Does anyone make an expanding mandrel (or collet) that is +2.5" in length (working)? I'm looking for one that I can machine to 0.460", but has a usable, working length of 2.5" (preferably slightly longer).


----------



## studioso (Jan 23, 2012)

Why not use a pin chuck?


----------



## Chris Burton (Jan 23, 2012)

studioso said:


> Why not use a pin chuck?



I had to Google 'pin chuck' to find out what it was.  That's new to me, but might work. Does it matter if I'm not using a brass tube, but an acrylic tube that has very thin walls? Any issues with deformation (or anything else)?

thanks,
Chris


----------



## randyrls (Jan 24, 2012)

Chris Burton said:


> studioso said:
> 
> 
> > Why not use a pin chuck?
> ...



Chris;  I would worry about cracking the acrylic.  You are applying a point stress at the point where the pin contacts the inside of the tube.  

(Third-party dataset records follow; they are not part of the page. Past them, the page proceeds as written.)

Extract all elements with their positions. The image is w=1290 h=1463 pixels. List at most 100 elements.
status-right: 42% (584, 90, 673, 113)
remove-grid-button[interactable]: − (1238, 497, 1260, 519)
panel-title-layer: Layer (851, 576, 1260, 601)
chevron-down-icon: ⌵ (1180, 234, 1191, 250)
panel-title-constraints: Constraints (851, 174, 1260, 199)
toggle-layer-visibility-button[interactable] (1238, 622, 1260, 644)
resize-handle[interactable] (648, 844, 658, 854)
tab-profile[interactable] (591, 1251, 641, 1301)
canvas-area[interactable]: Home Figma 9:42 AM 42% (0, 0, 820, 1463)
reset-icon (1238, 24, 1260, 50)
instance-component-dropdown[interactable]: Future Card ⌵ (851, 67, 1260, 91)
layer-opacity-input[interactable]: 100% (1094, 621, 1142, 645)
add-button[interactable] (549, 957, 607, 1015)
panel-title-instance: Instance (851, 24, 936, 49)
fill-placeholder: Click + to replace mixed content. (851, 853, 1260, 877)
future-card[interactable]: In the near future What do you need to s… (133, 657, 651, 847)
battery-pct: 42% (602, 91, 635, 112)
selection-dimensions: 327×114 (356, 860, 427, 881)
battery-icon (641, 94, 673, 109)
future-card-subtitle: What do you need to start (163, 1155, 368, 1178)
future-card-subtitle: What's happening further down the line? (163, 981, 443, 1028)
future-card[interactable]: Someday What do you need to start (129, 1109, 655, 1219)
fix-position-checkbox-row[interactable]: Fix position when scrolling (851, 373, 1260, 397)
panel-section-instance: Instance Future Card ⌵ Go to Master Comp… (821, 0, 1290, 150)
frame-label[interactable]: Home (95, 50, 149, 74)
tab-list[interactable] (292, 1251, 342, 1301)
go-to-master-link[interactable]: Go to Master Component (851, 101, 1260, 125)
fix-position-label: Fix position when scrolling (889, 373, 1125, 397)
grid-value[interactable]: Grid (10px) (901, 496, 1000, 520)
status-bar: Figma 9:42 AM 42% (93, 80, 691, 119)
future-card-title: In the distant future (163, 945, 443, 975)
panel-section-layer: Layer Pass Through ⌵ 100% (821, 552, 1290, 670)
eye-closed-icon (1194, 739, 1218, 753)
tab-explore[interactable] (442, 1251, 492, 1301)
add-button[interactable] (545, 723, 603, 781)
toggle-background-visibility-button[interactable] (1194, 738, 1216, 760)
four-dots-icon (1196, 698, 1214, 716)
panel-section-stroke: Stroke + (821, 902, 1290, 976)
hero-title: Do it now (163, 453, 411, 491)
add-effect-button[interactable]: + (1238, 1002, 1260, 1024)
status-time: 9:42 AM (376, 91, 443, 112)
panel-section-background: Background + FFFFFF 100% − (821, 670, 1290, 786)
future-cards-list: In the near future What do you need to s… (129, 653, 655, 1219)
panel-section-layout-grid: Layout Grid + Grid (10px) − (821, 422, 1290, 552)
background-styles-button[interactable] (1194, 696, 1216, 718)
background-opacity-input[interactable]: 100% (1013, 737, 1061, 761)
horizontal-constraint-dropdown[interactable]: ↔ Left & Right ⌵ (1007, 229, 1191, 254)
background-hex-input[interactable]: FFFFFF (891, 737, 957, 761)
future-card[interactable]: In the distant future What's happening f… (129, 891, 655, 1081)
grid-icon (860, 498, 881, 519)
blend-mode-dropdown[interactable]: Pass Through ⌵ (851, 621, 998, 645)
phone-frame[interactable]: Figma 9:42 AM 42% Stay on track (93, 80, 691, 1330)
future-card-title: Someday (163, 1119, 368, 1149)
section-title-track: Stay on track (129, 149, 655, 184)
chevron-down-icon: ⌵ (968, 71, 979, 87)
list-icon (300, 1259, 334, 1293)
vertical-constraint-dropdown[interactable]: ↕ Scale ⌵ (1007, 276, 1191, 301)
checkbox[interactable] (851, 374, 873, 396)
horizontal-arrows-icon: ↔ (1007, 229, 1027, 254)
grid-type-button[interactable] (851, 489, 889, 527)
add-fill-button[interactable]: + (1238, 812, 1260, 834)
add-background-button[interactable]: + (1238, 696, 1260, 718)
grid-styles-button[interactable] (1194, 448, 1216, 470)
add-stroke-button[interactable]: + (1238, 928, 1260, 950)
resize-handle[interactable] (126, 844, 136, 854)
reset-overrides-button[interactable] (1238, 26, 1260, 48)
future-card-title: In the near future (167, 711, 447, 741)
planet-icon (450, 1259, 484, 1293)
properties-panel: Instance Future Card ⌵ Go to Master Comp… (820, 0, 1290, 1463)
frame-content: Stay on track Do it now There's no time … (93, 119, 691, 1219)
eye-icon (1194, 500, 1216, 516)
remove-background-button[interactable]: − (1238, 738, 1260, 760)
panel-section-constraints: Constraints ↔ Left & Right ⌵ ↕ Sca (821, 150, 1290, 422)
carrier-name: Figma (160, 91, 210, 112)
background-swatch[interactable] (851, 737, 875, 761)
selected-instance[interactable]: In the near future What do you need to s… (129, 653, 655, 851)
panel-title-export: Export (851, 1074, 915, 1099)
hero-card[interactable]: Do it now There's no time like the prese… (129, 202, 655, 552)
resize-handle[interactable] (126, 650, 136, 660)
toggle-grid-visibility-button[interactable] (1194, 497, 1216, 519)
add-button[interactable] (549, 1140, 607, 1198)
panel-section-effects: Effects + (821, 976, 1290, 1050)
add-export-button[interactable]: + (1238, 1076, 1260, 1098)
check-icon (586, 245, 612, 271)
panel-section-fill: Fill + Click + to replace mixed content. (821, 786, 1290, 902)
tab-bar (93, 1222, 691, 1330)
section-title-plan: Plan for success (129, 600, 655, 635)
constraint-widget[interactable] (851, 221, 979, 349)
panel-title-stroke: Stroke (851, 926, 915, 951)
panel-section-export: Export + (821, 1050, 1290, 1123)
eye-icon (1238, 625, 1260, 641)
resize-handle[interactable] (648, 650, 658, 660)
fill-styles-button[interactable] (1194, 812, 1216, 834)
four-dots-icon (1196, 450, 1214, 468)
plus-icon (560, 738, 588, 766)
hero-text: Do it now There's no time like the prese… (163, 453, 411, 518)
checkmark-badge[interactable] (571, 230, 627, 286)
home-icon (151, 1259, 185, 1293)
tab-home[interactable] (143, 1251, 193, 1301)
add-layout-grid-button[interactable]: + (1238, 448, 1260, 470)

Are both ends of the material open?  Expanding chucks are used in metalworking if both ends of the tube are open.  Arizona Silhouette sells closed end expanding chucks for different pens. http://www.arizonasilhouette.com/Closed_End_Pen_Mandrel.htm


----------



## Displaced Canadian (Jan 24, 2012)

I made one with a bolt. Filed the head to fit inside the pen, turned some derlin sleeves to go over the bolt and inside the pen, and used some faucet O rings from Lowes. I push the chuck up against the sleeve that sticks out the barrel to tighten and make the O rings expand and contact the tube. First O ring goes up against the head of the bolt, then a sleeve then O ring and on and on.


----------



## studioso (Jan 24, 2012)

before I started using pin chucks, also for thin wall acrylic sans-tubes, I had the same question. I also assumed that since the pin is on one side hte pen is going to be eccentric.
in practice however it works extremely well. my pin, which I turned myself on a metal lathe are extremely tight. the blank will only mount if if I twist them. so I susprct it will hold even without a pin. and it supports the blank extremely well.
check out this post:
http://www.penturners.org/forum/f56/best-method-holding-kitless-blank-90313/


----------